Super-Resolution of Point Sources via Convex Programming
Carlos Fernandez-Granda

TL;DR
This paper introduces a convex optimization method for super-resolving point sources from low-frequency data, achieving exact recovery when sources are sufficiently separated, and extends to related problems.
Contribution
It demonstrates that minimizing a continuous l1 norm can exactly recover point sources separated by at least 1.26/f, with stability to noise, and extends to demixing and shared support estimation.
Findings
Exact recovery when sources are separated by at least 1.26/f.
Method is stable to noise due to dual certificate construction.

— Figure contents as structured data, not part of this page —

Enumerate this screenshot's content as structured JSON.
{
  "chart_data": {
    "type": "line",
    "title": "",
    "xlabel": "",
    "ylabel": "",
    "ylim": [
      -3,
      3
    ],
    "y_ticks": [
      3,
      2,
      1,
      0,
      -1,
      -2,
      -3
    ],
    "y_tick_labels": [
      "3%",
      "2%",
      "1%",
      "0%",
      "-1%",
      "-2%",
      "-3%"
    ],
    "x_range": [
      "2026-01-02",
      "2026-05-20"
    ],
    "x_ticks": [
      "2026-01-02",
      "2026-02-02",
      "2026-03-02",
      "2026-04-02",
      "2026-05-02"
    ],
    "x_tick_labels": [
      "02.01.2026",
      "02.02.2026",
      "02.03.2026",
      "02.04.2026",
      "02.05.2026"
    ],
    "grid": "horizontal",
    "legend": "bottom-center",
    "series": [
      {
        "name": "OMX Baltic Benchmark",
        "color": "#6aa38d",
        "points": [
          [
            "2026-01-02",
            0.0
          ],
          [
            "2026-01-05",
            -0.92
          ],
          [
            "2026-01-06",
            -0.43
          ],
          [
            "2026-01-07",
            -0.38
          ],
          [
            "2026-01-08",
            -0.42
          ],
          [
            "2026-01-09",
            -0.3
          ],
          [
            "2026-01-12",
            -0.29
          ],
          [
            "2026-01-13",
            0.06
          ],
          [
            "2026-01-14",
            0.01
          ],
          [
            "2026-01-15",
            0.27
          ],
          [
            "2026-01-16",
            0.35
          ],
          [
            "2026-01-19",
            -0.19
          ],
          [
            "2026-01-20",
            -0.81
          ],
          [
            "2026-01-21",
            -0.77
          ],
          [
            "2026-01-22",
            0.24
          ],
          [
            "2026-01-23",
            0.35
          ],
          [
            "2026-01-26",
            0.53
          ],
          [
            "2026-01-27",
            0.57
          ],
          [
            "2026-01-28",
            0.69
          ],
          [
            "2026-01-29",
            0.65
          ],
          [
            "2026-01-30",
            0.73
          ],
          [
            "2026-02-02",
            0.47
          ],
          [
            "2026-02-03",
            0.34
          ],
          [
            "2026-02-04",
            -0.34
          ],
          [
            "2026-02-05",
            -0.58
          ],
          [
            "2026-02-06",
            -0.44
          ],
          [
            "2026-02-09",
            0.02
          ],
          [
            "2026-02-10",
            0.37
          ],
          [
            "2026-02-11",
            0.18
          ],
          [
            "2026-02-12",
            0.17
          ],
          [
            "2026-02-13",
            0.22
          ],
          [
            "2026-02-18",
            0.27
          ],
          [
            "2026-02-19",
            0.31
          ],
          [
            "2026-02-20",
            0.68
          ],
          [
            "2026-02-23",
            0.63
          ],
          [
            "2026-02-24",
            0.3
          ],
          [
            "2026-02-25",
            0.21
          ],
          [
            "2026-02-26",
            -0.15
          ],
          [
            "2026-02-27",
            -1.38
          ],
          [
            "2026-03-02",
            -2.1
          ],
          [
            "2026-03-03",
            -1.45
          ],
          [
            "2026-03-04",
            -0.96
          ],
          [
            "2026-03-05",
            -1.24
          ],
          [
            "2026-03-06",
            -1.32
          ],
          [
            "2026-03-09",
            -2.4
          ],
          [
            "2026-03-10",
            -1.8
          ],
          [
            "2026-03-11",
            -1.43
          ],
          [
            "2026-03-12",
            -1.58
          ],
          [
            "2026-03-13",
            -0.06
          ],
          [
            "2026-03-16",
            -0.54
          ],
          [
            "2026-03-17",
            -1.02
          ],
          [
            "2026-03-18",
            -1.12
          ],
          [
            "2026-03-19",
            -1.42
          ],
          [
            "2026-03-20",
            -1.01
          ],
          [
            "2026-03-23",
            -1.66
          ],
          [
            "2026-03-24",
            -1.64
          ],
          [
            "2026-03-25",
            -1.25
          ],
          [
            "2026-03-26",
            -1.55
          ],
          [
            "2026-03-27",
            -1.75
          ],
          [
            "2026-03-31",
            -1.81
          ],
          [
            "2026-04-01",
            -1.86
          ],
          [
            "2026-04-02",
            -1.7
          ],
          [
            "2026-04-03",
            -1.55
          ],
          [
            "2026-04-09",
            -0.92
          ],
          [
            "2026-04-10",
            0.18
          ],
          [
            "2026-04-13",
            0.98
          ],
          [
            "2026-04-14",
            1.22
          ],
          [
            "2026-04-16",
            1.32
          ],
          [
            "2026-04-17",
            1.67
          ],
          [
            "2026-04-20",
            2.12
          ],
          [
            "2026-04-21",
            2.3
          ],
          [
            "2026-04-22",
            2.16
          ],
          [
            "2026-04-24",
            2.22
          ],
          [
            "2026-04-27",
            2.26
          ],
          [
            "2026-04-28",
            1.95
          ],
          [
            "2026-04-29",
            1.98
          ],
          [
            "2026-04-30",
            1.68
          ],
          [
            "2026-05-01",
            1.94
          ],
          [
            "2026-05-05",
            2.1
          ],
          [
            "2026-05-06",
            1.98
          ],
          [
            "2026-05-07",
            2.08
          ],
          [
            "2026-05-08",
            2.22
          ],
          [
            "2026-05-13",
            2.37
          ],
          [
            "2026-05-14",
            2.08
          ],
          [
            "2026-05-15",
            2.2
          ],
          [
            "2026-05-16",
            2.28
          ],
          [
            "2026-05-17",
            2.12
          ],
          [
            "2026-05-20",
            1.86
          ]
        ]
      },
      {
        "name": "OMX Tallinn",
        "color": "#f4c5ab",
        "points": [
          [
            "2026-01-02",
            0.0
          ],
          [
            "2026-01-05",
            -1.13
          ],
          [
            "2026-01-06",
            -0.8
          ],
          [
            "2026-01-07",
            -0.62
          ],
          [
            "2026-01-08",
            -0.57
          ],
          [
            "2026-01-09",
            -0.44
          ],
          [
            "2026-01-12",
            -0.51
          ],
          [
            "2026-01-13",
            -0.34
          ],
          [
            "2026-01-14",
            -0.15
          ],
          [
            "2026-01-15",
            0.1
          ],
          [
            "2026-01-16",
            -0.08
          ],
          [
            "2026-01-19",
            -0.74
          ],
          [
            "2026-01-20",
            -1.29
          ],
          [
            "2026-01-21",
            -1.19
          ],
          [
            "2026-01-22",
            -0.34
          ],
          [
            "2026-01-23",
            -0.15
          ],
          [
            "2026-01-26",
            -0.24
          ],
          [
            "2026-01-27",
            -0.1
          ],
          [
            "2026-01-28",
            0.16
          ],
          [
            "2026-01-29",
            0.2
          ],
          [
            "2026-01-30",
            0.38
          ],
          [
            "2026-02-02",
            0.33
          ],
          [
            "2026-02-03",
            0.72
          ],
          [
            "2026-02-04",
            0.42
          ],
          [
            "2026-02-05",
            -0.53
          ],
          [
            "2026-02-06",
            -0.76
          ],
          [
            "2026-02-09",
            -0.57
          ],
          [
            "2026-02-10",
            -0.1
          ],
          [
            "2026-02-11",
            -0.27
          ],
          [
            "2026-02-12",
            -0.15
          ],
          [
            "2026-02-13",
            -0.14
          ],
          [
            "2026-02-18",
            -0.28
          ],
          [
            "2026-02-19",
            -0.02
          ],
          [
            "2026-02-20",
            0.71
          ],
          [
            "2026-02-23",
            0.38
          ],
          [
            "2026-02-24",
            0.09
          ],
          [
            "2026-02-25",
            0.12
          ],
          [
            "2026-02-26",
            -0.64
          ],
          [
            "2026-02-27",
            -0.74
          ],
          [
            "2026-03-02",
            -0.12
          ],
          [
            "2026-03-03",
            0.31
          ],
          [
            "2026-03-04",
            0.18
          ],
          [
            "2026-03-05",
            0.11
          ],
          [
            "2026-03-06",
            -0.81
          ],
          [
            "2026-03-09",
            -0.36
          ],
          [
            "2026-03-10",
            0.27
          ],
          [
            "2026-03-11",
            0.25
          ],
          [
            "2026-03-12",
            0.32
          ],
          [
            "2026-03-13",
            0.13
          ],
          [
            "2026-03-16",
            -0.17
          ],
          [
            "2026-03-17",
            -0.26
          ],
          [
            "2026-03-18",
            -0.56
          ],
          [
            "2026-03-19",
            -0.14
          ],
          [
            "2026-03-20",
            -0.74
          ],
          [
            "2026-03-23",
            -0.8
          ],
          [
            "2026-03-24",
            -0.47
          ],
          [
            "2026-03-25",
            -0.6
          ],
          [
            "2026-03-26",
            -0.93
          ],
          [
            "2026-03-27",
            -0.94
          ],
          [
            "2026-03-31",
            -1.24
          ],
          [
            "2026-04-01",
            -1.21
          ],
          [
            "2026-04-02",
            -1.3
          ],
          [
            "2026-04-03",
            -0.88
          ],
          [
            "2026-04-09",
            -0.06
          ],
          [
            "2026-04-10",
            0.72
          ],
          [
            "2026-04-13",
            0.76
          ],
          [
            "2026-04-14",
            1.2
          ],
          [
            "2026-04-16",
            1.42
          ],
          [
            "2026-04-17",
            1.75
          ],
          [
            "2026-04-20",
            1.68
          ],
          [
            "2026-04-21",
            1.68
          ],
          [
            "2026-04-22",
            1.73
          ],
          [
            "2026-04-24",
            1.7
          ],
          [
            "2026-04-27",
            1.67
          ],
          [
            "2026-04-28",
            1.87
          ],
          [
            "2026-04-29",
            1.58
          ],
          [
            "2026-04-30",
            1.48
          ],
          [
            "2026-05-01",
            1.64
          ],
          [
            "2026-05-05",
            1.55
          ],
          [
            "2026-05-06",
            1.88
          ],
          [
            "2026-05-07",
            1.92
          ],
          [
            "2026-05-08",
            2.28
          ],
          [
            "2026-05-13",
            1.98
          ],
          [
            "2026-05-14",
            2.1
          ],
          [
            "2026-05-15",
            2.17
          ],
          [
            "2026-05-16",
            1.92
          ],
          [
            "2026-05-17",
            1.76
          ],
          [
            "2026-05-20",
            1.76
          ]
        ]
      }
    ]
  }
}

Framework extends to demixing sines and spikes, and shared support estimation.
Abstract
We consider the problem of recovering a signal consisting of a superposition of point sources from low-resolution data with a cut-off frequency f. If the distance between the sources is under 1/f, this problem is not well posed in the sense that the low-pass data corresponding to two different signals may be practically the same. We show that minimizing a continuous version of the l1 norm achieves exact recovery as long as the sources are separated by at least 1.26/f. The proof is based on the construction of a dual certificate for the optimization problem, which can be used to establish that the procedure is stable to noise. Finally, we illustrate the flexibility of our optimization-based framework by describing extensions to the demixing of sines and spikes and to the estimation of point sources that share a common support.